## Reinforcement Learning

Reinforcement learning is a separate discipline to the previous branches of machine learning that we've looked at. RL is a colossal field that is difficult to cover in a single notebook, but I'l try to cover some of the functional similarities and differences it has with other branches of machine learning.

RL is generally a control problem: it is focused on the behaviour of an agent in an environment. The agent has multiple sensors -- which may be noisy -- through which it perceives its environment. At every time step, it takes an action based on its observation, and receives a reward from the environment. This sequence repeats, with the agent receiving rewards commensurate with its actions. This is summarized in the following diagram:

The goal of the agent is to maximize the overall reward it receives, by improving its actions. That is, it should learn from its previous actions and observed rewards in order to take better actions in future, thus receiving better rewards. RL is central to the current advances that have happened in AI, with many of the major headline-grabbing feats being a result of this simple formulation.

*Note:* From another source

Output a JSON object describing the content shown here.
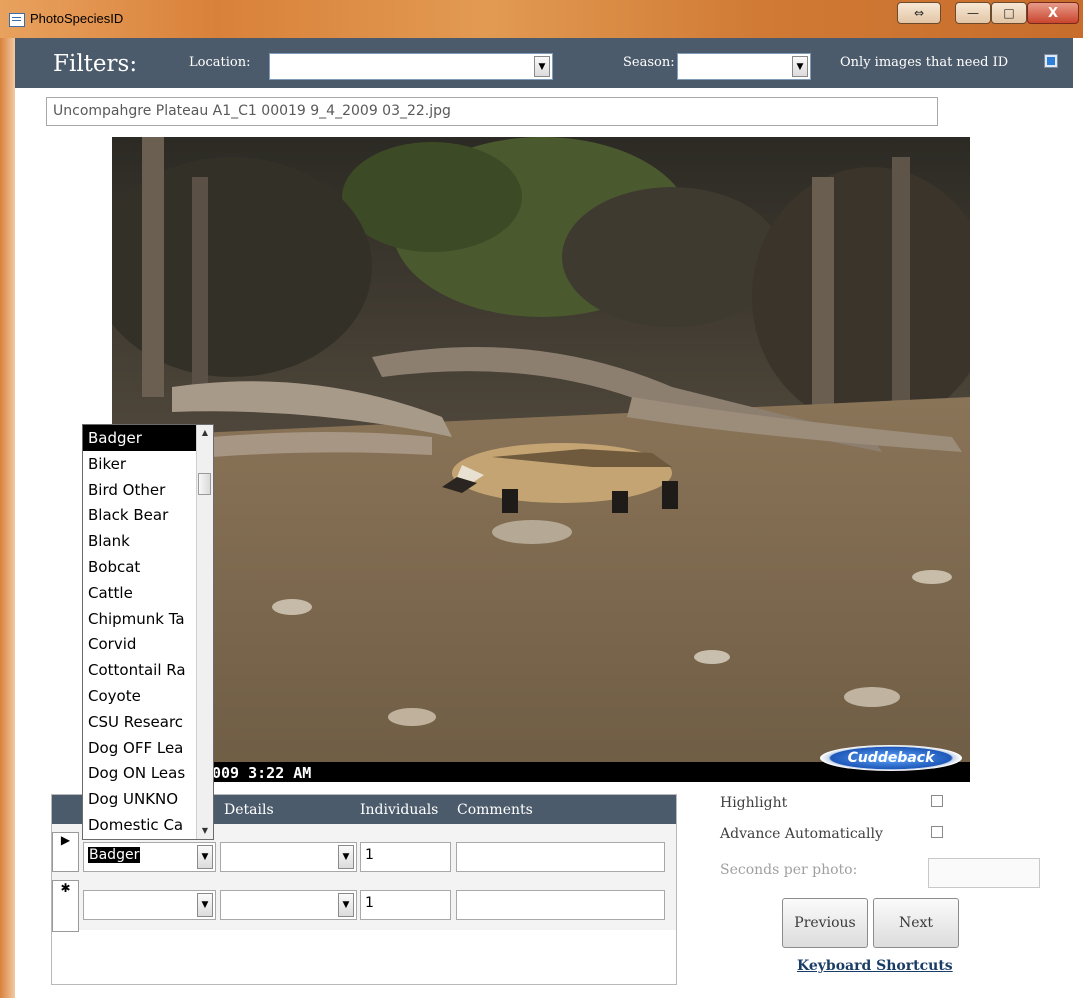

### Markov Decision Processes

Markov Decisions Processes (MDPs) are central to RL. In MDPs, we assume that all the information necessary to make a decision about the future is given in the present observation space. That is, the past and the future are independent of another given the present. To demonstrate the process, we can start with an example where this is obviously false: a robot with a battery that navigates from A to B. Depending on the path the robot took, it could wind up in an arbitrary state $s_{t}$ with different levels of charge. As such, it may not have enough energy to navigate to point B. We can trivially solve this problem by including the battery charge in the agent's observation space.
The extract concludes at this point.